What about those of you already deeply involved in the family history community? We see genealogy questions posted every day in Facebook and Instagram posts, Tweet threads, and YouTube comments. Do you know how to answer them the right way?
Over the last two decades I have seen tens of thousands of family history queries and cries for help from people of all skill levels. I have read through hundreds of thousands of comments and replies from (mostly) well-meaning family tree builders, eager to be of assistance. (Or maybe it’s just eagerness to be involved in the conversation.)
With all of this, I have learned that there are some very basic tips for asking genealogy questions to get us the answers we need to continue on our family history journey successfully. And, there are some very basic tips for answering questions that will ensure we are answering the right question with the right answer and not adding to the cacophony of confusion and irrelevant information that frequently appears in social media comment threads. To be contributing members of the genealogy community, we should review both sets of tips on a regular basis.
Before I give you those tips, let me share a little analogy that illustrates the problem. I see a whole lot of online conversations that go a little something like this. Maybe this looks familiar to you, too.
Ad nauseum for dozens of comments that end up with the original poster getting no real, helpful answer to their question.
To Be a Better Question Answerer
If someone asked you how to get to Springfield, would you just jump right in and start giving them directions? No. There are a few things that YOU need to know first.
Which Springfield do they want to go to?
Did you know that there are 41 different cities and towns in the U.S. alone with the name of Springfield. Before you assume that someone is asking about the place you are most familiar with, maybe you should ask them to share some specifics about where they want to go. (And you should probably make sure they don’t want to go to Springfield just because they heard about it on The Simpsons and didn’t realize that particular Springfield is not a real place.)
Where are they coming from?
When providing directions for how to get somewhere you need to know both the starting point and the ending point or you can’t possibly expect to help them successfully reach their destination. Before you jump in, ask clarifying questions so you understand where they are coming from.
Are they prepared with a mode of transportation?
Once you know where someone wants to go and where they are coming from, you also need to know more about their ability to get there. You could give them driving directions but what if they can’t drive? What if they can drive and they have a car but the car doesn’t have gas? Find out more about what they are working with before you send them on their way. Maybe the first set of instructions they really need is how to get to the local gas station. They are new. They don’t always know enough to know what to ask.
Were you able to connect the dots here between this analogy and questions that get asked in the family history community?
If you follow me around the genealogy Facebook groups at all, you know that I almost always ask clarifying questions before providing an answer. Let’s do more of that.
What are some examples of clarifying questions that you could ask the next time you want to comment on a Facebook post? Let me know in the comments below.
To Be a Better Question Asker
All of us were new at one point.
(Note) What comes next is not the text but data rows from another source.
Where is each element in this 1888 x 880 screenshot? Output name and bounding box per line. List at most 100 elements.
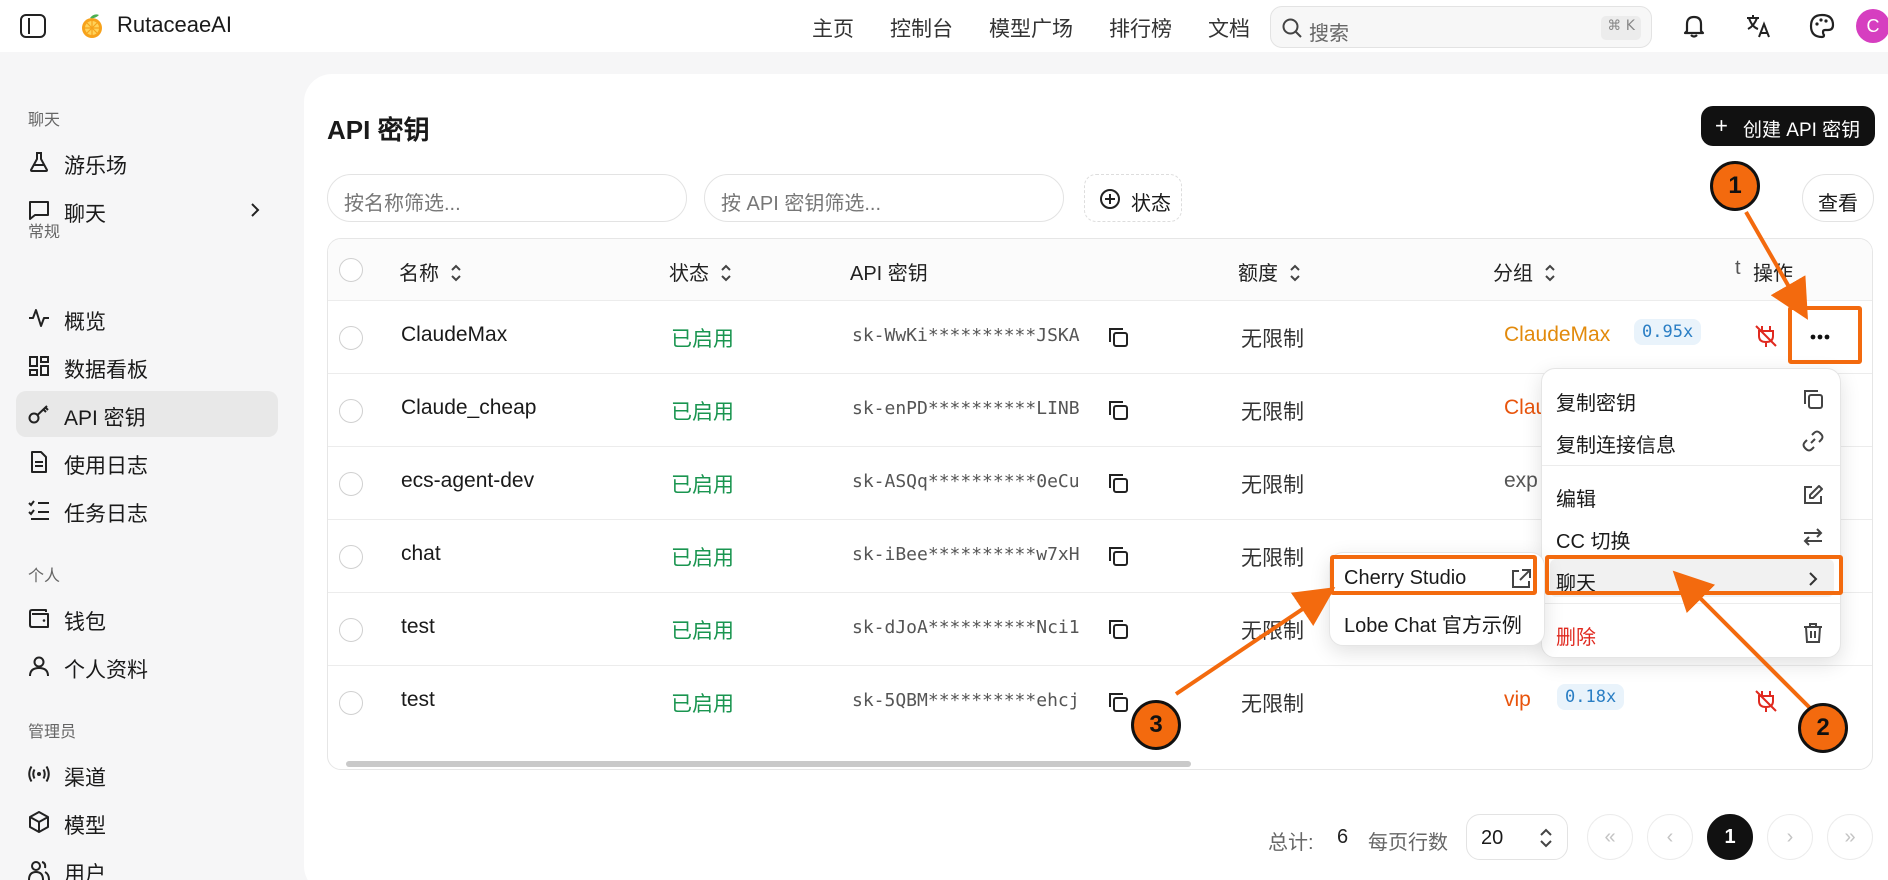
masked-key: sk-dJoA**********Nci1 <box>852 617 1080 638</box>
row-checkbox[interactable] <box>339 472 363 496</box>
key-name: chat <box>401 542 441 565</box>
rows-per-page-select[interactable]: 20 <box>1466 814 1568 860</box>
more-actions-icon[interactable] <box>1802 321 1838 353</box>
sidebar-item-label: 用户 <box>64 863 106 880</box>
copy-icon[interactable] <box>1107 472 1129 494</box>
nav-console[interactable]: 控制台 <box>890 13 953 43</box>
name-filter-input[interactable]: 按名称筛选... <box>327 174 687 222</box>
nav-leaderboard[interactable]: 排行榜 <box>1109 13 1172 43</box>
sidebar-item-label: 游乐场 <box>64 155 127 178</box>
sidebar-toggle-icon[interactable] <box>20 14 46 38</box>
sidebar-item-overview[interactable]: 概览 <box>16 295 278 341</box>
section-chat: 聊天 <box>28 112 61 129</box>
menu-delete[interactable]: 删除 <box>1550 613 1834 651</box>
select-all-checkbox[interactable] <box>339 258 363 282</box>
copy-icon[interactable] <box>1107 618 1129 640</box>
quota-value: 无限制 <box>1241 693 1304 716</box>
header-name[interactable]: 名称 <box>399 257 463 286</box>
menu-cc-switch[interactable]: CC 切换 <box>1550 517 1834 555</box>
nav-model-square[interactable]: 模型广场 <box>989 13 1073 43</box>
status-badge: 已启用 <box>671 620 734 643</box>
section-admin: 管理员 <box>28 724 77 741</box>
key-filter-input[interactable]: 按 API 密钥筛选... <box>704 174 1064 222</box>
brand-name[interactable]: RutaceaeAI <box>117 12 232 38</box>
palette-icon[interactable] <box>1808 12 1836 40</box>
status-badge: 已启用 <box>671 401 734 424</box>
sidebar-item-users[interactable]: 用户 <box>16 847 278 880</box>
table-row[interactable]: ClaudeMax 已启用 sk-WwKi**********JSKA 无限制 … <box>328 301 1872 374</box>
nav-docs[interactable]: 文档 <box>1208 13 1250 43</box>
user-avatar[interactable]: C <box>1856 9 1888 43</box>
sidebar-item-profile[interactable]: 个人资料 <box>16 643 278 689</box>
sidebar-item-playground[interactable]: 游乐场 <box>16 139 278 185</box>
masked-key: sk-5QBM**********ehcj <box>852 690 1080 711</box>
status-filter-button[interactable]: 状态 <box>1084 174 1182 222</box>
key-filter-placeholder: 按 API 密钥筛选... <box>721 193 882 215</box>
prev-page-button[interactable]: ‹ <box>1647 814 1693 860</box>
status-badge: 已启用 <box>671 474 734 497</box>
header-actions: 操作 <box>1753 263 1793 285</box>
bell-icon[interactable] <box>1680 12 1708 40</box>
sidebar-item-dashboard[interactable]: 数据看板 <box>16 343 278 389</box>
chevrons-up-down-icon <box>1540 828 1552 848</box>
chevron-right-icon <box>251 203 260 217</box>
sidebar-item-api-keys[interactable]: API 密钥 <box>16 391 278 437</box>
table-row[interactable]: test 已启用 sk-5QBM**********ehcj 无限制 vip 0… <box>328 666 1872 739</box>
total-label: 总计: <box>1268 832 1314 854</box>
horizontal-scrollbar[interactable] <box>346 761 1191 767</box>
copy-icon[interactable] <box>1107 326 1129 348</box>
nav-home[interactable]: 主页 <box>812 13 854 43</box>
search-placeholder: 搜索 <box>1309 23 1349 45</box>
flask-icon <box>29 152 49 172</box>
create-button-label: 创建 API 密钥 <box>1743 120 1861 141</box>
quota-value: 无限制 <box>1241 474 1304 497</box>
header-group[interactable]: 分组 <box>1493 257 1557 286</box>
row-checkbox[interactable] <box>339 545 363 569</box>
submenu-cherry-studio[interactable]: Cherry Studio <box>1338 559 1538 597</box>
row-checkbox[interactable] <box>339 618 363 642</box>
plug-off-icon[interactable] <box>1753 323 1779 349</box>
rows-per-page-label: 每页行数 <box>1368 832 1448 854</box>
external-link-icon <box>1512 569 1531 588</box>
header-quota[interactable]: 额度 <box>1238 257 1302 286</box>
sort-icon <box>721 264 731 282</box>
row-checkbox[interactable] <box>339 326 363 350</box>
search-shortcut: ⌘ K <box>1601 16 1641 40</box>
group-value: ClaudeMax <box>1504 323 1611 346</box>
row-checkbox[interactable] <box>339 399 363 423</box>
menu-copy-key[interactable]: 复制密钥 <box>1550 379 1834 417</box>
layout-dashboard-icon <box>29 356 49 376</box>
row-checkbox[interactable] <box>339 691 363 715</box>
menu-edit[interactable]: 编辑 <box>1550 475 1834 513</box>
header-partial: t <box>1735 257 1741 279</box>
copy-icon[interactable] <box>1107 691 1129 713</box>
sidebar-item-models[interactable]: 模型 <box>16 799 278 845</box>
menu-copy-connection[interactable]: 复制连接信息 <box>1550 421 1834 459</box>
plus-circle-icon <box>1100 189 1120 209</box>
copy-icon[interactable] <box>1107 399 1129 421</box>
sidebar-item-task-logs[interactable]: 任务日志 <box>16 487 278 533</box>
submenu-lobe-chat[interactable]: Lobe Chat 官方示例 <box>1338 601 1538 639</box>
page-1-button[interactable]: 1 <box>1707 814 1753 860</box>
trash-icon <box>1804 623 1822 643</box>
create-api-key-button[interactable]: + 创建 API 密钥 <box>1701 106 1875 146</box>
sidebar-item-wallet[interactable]: 钱包 <box>16 595 278 641</box>
masked-key: sk-iBee**********w7xH <box>852 544 1080 565</box>
copy-icon[interactable] <box>1107 545 1129 567</box>
first-page-button[interactable]: « <box>1587 814 1633 860</box>
list-checks-icon <box>28 500 49 520</box>
search-input[interactable]: 搜索 ⌘ K <box>1270 6 1652 48</box>
last-page-button[interactable]: » <box>1827 814 1873 860</box>
menu-chat[interactable]: 聊天 <box>1550 559 1834 597</box>
ratio-badge: 0.95x <box>1634 319 1702 345</box>
box-icon <box>29 811 49 833</box>
plug-off-icon[interactable] <box>1753 688 1779 714</box>
sidebar-item-usage-logs[interactable]: 使用日志 <box>16 439 278 485</box>
header-status[interactable]: 状态 <box>669 257 733 286</box>
next-page-button[interactable]: › <box>1767 814 1813 860</box>
translate-icon[interactable] <box>1744 12 1772 40</box>
sidebar-item-channels[interactable]: 渠道 <box>16 751 278 797</box>
group-value: exp <box>1504 469 1538 492</box>
view-options-button[interactable]: 查看 <box>1802 174 1874 222</box>
step-badge-1: 1 <box>1710 161 1760 211</box>
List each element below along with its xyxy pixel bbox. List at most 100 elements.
And even those of us that aren’t new still get a little sloppy in our question asking from time to time. If you want to know how to get to your destination successfully, maybe provide a little more detail so you can get useful answers.
Which Springfield do you want to go to?
Where are you coming from?
What modes of transportation are available to you?
A better way to ask your question might look something like this:
I heard that there is a really great museum in Springfield, Illinois. I live just outside of Chicago, on the southside. I have all day Saturday to get there and back. But, I don’t have a car. Can anyone help provide me with information about what public transportation options are to get there and back and still have enough time to visit the museum?
With a post like that, the majority of the replies should be more useful to you. Now, how can you apply this analogy to asking good family history questions?
Want to practice asking good family history questions? Ask them in the comments below and I’ll reply with some pointers.
Oh, and here’s another couple of bonus tips. Always go back to your posts (the sooner the better) and answer any follow up questions people may have. And, don’t forget to say thank you for the help you receive.
If you ask better questions, you’ll get better answers.
If the question asker doesn’t know any better, show a little grace and ask them some clarifying questions before making assumptions about what they are asking. Otherwise, you run the risk of confusing them.